The term social justice has become almost a cliche, so it can be hard to step back and ask what it actually means. One way to read it is as an attempt to include “social issues” within the sphere of justice. Another way, which I think is more interesting and productive, is as an attempt to think of justice itself differently.
Conventional notions of justice are deeply individualistic. They are about individual guilt and the punishment that accrues to it. That individualistic sense of justice seems to be behind the objections to my claim that all white Americans are complicit with slavery. Many of them point out that in criminal law, complicity is a very narrowly defined concept that could not possibly incorporate crimes committed before one was born. This is true, because criminal law is overwhelmingly individualistic in its approach — hence the difficulty it has had in prosecuting things like organized crime.
Within their individualistic framework, it sounds like I am calling for some kind of collective punishment for the sins of one’s ancestors. That’s why I reached for “committing mass suicide” as a sarcastic response — from the individualistic perspective, which is centered on guilt and punishment, that’s the reductio ad absurdam of my claim. It’s likely that if I had chosen to engage in dialogue rather than gotten impatient, one of my interlocutors would have volunteered the “mass suicide” consequence themselves. I decided to head them off at the pass, which in retrospect was a bad choice.

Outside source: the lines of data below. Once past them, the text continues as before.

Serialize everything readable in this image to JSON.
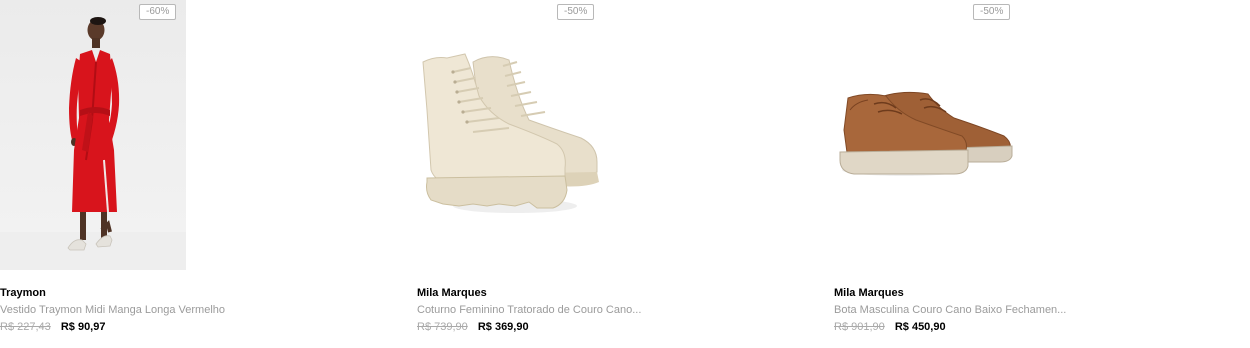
{
  "products": [
    {
      "discount": "-60%",
      "brand": "Traymon",
      "name": "Vestido Traymon Midi Manga Longa Vermelho",
      "old_price": "R$ 227,43",
      "price": "R$ 90,97",
      "image": "red-long-sleeve-midi-dress-photo"
    },
    {
      "discount": "-50%",
      "brand": "Mila Marques",
      "name": "Coturno Feminino Tratorado de Couro Cano...",
      "old_price": "R$ 739,90",
      "price": "R$ 369,90",
      "image": "cream-leather-combat-boots-photo"
    },
    {
      "discount": "-50%",
      "brand": "Mila Marques",
      "name": "Bota Masculina Couro Cano Baixo Fechamen...",
      "old_price": "R$ 901,90",
      "price": "R$ 450,90",
      "image": "brown-suede-chukka-shoes-photo"
    }
  ],
  "colors": {
    "dress_red": "#d8141c",
    "boot_cream": "#ece4d2",
    "shoe_brown": "#9a5b32"
  }
}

In any case, a more social concept of justice recognizes that individual choices are not the only relevant factors. We all move within social systems that we did not choose and that we cannot significantly change through individual effort alone. One of the most powerful systems is that of race, which in America grows directly out of the experience of slavery. People of “white” races may have been enslaved in the past, but the fact that they are now recognized as “white” means that the disadvantage that might have accrued from that history is no longer very relevant. The consequences of the enslavement of Africans in America, by contrast, are ongoing and massively relevant. Every white person benefits to some degree from the differential treatment of blacks. Sometimes, as in cases of extreme poverty or social marginalization, that benefit is negligible. In most cases, however, it is significant, constituting advantages in wealth, education, social status, and vulnerability to police violence.

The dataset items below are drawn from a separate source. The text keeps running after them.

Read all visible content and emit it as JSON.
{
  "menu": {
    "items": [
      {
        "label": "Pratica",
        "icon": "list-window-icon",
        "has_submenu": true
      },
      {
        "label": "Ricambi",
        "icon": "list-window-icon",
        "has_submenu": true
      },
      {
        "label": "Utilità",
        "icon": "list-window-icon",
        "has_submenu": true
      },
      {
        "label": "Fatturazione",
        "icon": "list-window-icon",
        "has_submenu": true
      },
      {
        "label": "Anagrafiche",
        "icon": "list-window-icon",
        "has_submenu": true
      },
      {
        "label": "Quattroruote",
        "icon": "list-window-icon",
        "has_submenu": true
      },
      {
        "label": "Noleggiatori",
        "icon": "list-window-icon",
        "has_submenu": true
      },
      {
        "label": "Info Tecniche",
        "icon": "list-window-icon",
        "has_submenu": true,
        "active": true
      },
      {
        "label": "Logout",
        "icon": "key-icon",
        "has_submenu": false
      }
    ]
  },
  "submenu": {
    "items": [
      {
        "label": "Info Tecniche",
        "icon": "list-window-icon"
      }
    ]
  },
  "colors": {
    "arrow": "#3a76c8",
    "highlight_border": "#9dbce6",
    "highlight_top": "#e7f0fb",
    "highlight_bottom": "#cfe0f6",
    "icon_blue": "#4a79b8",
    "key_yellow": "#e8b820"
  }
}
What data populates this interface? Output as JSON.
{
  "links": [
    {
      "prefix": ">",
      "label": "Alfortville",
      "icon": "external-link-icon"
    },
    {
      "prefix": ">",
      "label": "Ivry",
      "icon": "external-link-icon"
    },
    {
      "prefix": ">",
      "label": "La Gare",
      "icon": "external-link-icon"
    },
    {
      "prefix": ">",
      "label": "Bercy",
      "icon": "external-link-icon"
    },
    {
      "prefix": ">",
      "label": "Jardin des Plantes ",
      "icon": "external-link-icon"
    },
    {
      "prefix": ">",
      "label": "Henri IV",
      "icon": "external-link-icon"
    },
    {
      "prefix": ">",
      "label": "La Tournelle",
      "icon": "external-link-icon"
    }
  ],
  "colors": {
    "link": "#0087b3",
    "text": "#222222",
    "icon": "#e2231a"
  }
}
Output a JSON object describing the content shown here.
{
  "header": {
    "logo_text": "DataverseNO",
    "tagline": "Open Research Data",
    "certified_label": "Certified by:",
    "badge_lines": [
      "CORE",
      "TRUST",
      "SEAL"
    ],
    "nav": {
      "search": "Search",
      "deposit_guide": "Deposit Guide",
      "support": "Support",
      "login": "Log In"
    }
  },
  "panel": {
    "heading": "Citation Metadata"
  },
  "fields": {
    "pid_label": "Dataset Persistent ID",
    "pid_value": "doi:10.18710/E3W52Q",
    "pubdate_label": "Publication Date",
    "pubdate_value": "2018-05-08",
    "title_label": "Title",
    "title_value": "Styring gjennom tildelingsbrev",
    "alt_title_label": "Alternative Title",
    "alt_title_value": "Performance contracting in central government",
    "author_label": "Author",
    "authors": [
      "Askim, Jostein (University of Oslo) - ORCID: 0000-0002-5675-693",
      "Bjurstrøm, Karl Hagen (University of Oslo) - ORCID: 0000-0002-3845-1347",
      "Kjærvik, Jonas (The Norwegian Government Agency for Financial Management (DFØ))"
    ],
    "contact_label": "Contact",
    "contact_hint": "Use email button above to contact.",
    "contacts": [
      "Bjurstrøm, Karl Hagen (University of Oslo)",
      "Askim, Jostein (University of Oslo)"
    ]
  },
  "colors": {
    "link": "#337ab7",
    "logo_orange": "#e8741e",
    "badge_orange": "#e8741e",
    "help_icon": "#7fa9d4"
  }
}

The individualistic model of justice has a hard time dealing with that form of complicity. It results in frustrated questions about what the individual can or should do — or dismissive rhetorical questions about what the person pointing out the social injustice has individually done. The underlying assumption, that it is impossible for any one individual to change such social systems, is true. What is not true, from a social justice perspective, is that such systems are therefore morally irrelevant. Systems can be changed through collective action, and complicity with social injustice creates an obligation to join into that collective action in some way. It means that black problems, for instance, are not only black problems — they are white problems, too. Blacks should take the lead in defining what it would mean to solve them, but whites also have a moral responsibility to help them reach their goal.

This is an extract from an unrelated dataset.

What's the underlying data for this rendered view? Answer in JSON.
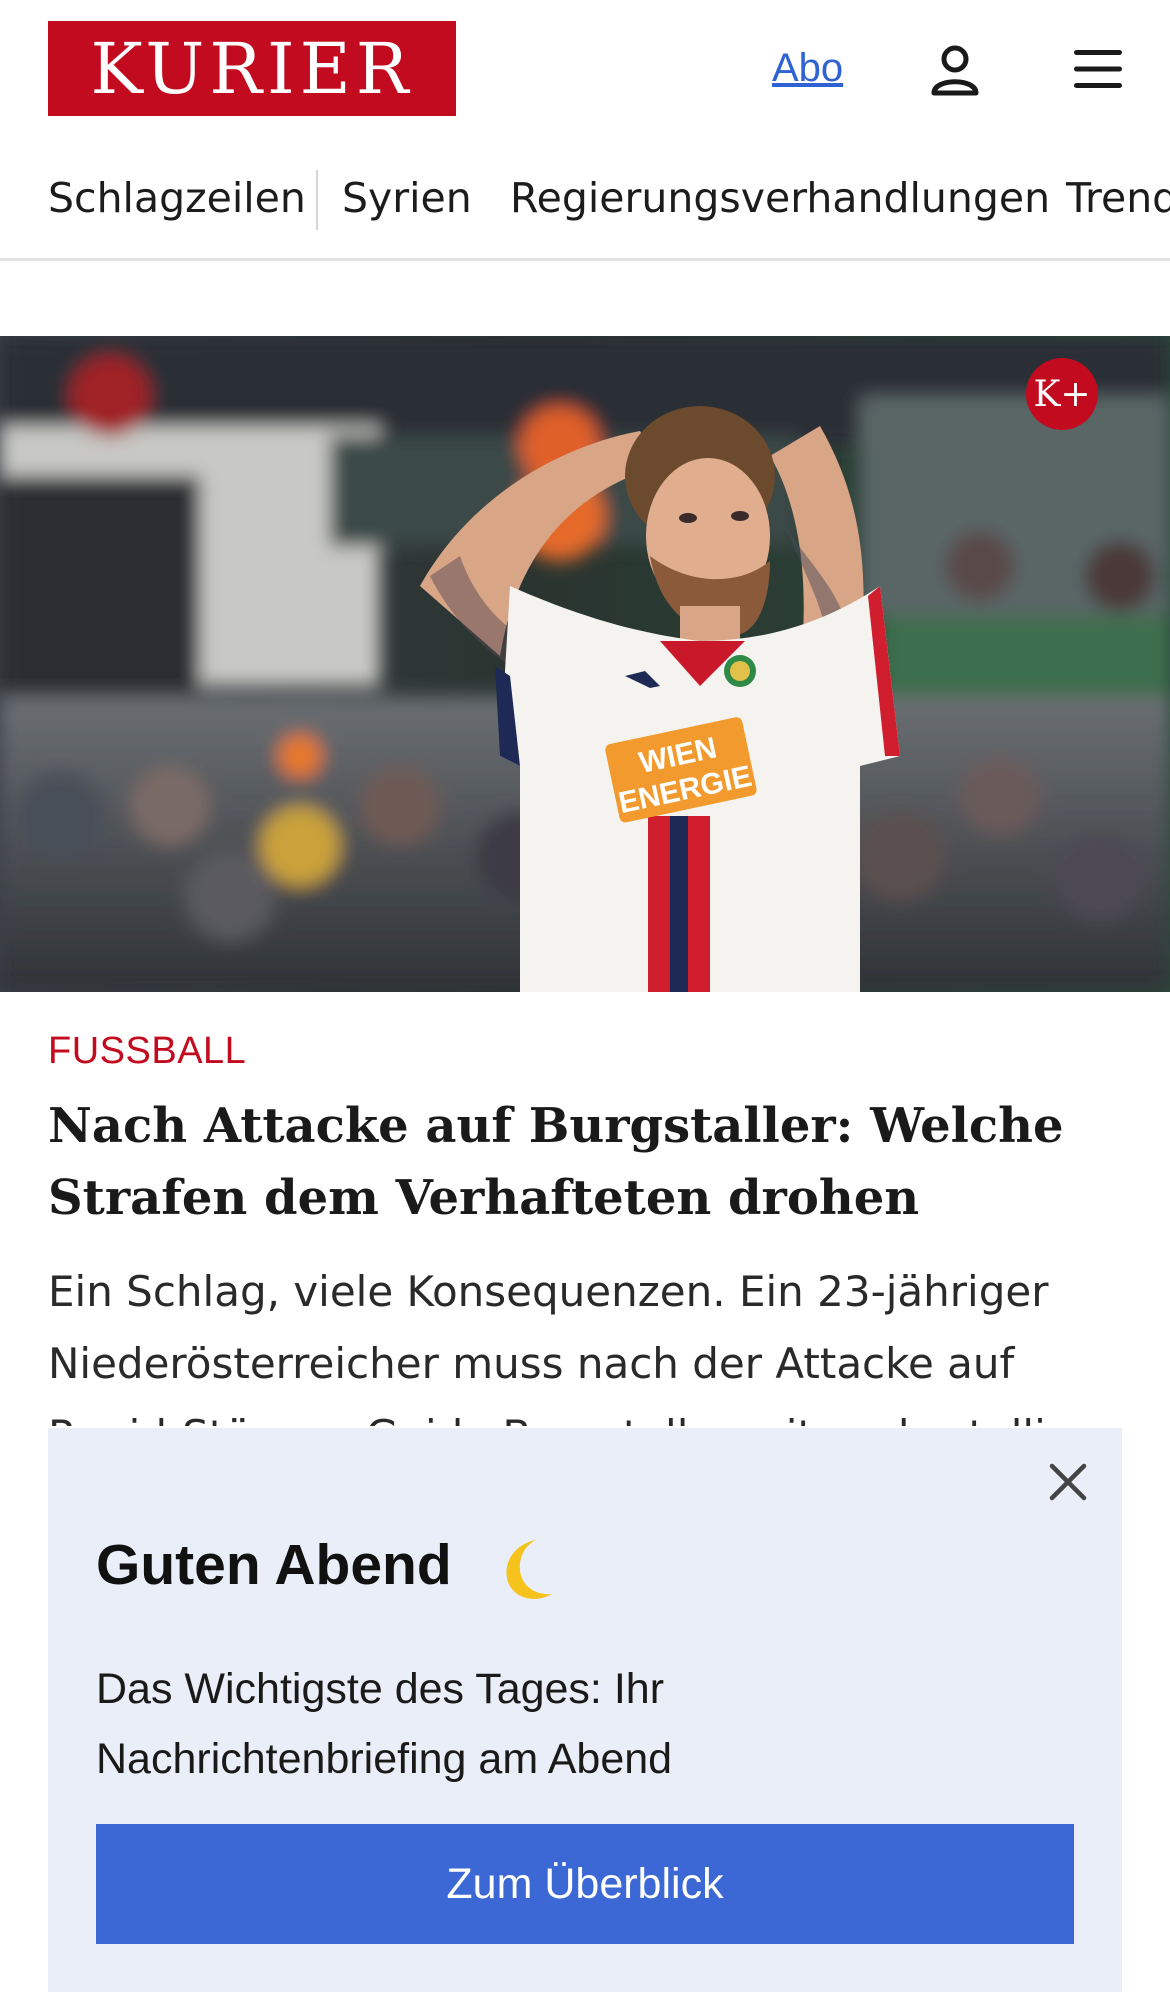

Several of my new interlocutors have objected that if we’re complicit in slavery, that also means that we’re complicit in all other ongoing injustices. Again, from the individualistic standpoint, this is a reductio ad absurdam — if we’re responsible for everything, we’re responsible for nothing. But from a social justice perspective, that is no counter-argument: it’s the whole point. Absolute individual moral purity is not available to any of us given the unjust social systems that shape our lives. That means that individual moral purity is also not a relevant point of reference. If it were the standard, then we would once again be on the road to mass suicide as the only possible response. In a social model of justice that is not focused primarily on individual guilt and punishment, however, the point is not to condemn people to deprivation and death — it is to find ways to live together.